Они отъехали, свернули на 127-ю, проехали на восток и остановились. Гробовщик дал Могильщику снимок. Там был отчетливо виден черный лимузин, за рулем блондин, рядом полковник Калхун, сзади вырисовывались три белых силуэта. К машине подходил ныне покойный Джош. Он весело улыбался.
— Теперь он у нас на сковородке, — сказал Могильщик.
— Эта картинка, может, его и не поджарит, но попугает здорово.
— Так или иначе, хлопок ему не достался.
— Ну и что? Он вполне мог успеть забрать деньги, а кипа хлопка — просто лишняя улика, не больше. Он мог убить парня, только чтобы не платить ему, — возразил Могильщик.
— А сегодня дать объявление о хлопке? Давай-ка все же потрясем его, а хлопок отыщем позже.
— Сначала надо взять Дика, — сказал Гробовщик. — Полковник не убежит. За его спиной не какие-то жалкие восемьдесят семь тысяч, а весь этот сволочной белый Юг. Он играет по крупной — что там ему один налет.
— «Слепой» сказал — посмотрим, — отозвался Гробовщик, и они вернулись к «Белой розе».
Пол ждал их у стойки, попивая кока-колу. Они протиснулись к нему. Он говорил тихо, но не скрываясь:
— Нас перевели на другое дело. Капитан Брайс не знает, что мы работаем на вас, и мы не скажем, но теперь нам велено вернуться в участок. Эрни ждет, чтобы вы его сменили. Она там затаилась, но это не значит, что она никому не звонила.
— Понял, — сказал Могильщик. — Живи дальше.
— Слушаюсь, — сказал Пол.
К ним подошел бармен с понимающим выражением лица. «Опять эти психи», — думал он. Но они ушли, ничего не сказав. Он понимающе покивал головой, словно с самого начала этого и ожидал. Сыщики отправились на 115-ю улицу, где Эрни сидел в машине и, делая вид, что читает газету, наблюдал в зеркальце за входом в дом Билли. Гробовщик просигналил ему, и тот уехал.

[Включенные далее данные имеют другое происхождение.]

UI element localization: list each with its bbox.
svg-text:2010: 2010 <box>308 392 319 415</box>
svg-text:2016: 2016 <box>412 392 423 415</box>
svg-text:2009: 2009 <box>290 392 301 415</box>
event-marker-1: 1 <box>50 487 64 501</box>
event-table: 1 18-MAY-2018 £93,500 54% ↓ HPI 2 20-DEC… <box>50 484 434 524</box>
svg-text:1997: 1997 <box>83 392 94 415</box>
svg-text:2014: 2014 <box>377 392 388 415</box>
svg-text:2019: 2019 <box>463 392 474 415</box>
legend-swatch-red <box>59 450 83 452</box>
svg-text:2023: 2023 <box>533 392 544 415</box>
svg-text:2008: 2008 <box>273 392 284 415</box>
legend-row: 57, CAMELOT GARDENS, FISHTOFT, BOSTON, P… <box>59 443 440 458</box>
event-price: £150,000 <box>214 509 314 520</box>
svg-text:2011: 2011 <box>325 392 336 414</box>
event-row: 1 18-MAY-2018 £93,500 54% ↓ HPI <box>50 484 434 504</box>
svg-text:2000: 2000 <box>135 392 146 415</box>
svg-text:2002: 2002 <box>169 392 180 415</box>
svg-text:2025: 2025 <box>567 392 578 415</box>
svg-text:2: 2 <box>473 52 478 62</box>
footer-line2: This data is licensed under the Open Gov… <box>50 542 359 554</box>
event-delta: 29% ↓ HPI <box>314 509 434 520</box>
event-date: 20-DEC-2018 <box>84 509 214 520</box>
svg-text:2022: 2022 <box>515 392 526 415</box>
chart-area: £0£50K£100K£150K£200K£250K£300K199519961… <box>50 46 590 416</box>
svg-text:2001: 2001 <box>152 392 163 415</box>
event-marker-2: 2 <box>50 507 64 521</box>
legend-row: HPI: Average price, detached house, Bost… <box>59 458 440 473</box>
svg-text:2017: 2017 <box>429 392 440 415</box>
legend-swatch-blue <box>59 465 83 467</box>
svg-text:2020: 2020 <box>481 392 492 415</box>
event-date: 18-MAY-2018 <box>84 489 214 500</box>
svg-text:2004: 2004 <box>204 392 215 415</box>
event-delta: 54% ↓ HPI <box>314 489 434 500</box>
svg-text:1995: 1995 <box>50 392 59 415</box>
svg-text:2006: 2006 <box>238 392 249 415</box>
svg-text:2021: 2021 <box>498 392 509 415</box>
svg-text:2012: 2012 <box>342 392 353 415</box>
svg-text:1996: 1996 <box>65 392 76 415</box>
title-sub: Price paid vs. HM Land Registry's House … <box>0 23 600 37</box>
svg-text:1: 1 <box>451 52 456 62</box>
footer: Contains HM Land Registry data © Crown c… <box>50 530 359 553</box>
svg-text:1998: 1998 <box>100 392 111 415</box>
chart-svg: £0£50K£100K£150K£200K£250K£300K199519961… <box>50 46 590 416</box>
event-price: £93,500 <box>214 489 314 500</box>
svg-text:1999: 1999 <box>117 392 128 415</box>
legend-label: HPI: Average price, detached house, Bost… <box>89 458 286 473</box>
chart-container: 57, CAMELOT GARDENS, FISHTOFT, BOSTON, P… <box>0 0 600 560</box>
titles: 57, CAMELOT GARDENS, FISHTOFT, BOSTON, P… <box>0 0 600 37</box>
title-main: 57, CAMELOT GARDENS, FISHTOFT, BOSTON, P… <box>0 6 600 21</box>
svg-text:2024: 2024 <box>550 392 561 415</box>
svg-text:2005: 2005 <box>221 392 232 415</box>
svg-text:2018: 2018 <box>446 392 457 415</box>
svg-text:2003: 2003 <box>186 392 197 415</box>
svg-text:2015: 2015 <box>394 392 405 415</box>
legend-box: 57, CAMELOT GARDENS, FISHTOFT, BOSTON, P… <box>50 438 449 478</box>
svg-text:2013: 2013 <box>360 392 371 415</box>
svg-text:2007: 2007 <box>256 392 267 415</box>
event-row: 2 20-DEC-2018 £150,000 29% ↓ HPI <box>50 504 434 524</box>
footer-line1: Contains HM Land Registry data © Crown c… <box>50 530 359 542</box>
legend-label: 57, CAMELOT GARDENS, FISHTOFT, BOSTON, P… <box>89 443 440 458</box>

На углу Леннокс-авеню был бар с телефоном. Они поставили машину так, чтобы оказаться позади Айрис, если та выйдет и станет звонить. Могильщик вылез из машины и стал работать домкратом у правого заднего колеса, время от времени оглядываясь на подъезд. Гробовщик, ссутулившись и натянув на самый нос свою красную кепку с длинным козырьком, побрел к бару. Вид у него был что надо. По их расчетам, Айрис скоро должна была начать действовать.
Но она вышла, уже когда стало темнеть. К этому времени люди стали покидать свои квартиры, где спасались от дневной жары, и тротуары были полны прохожих. Айрис быстро зашагала сквозь толпу так, словно эти люди и вовсе не существовали.
Теперь ее руки и лицо были гладкие, темно-коричневые, бархатистые, словно кожа дорогой сумочки. На ней были шелковые розовые брюки и шелковая голубая блузка Билли. На голове был рыжий парик, который Билли надевала во время своих некоторых номеров. Ее бедра покачивались, как шлюпка в штормящем море, но холодное, надменное лицо не советовало лелеять напрасных надежд.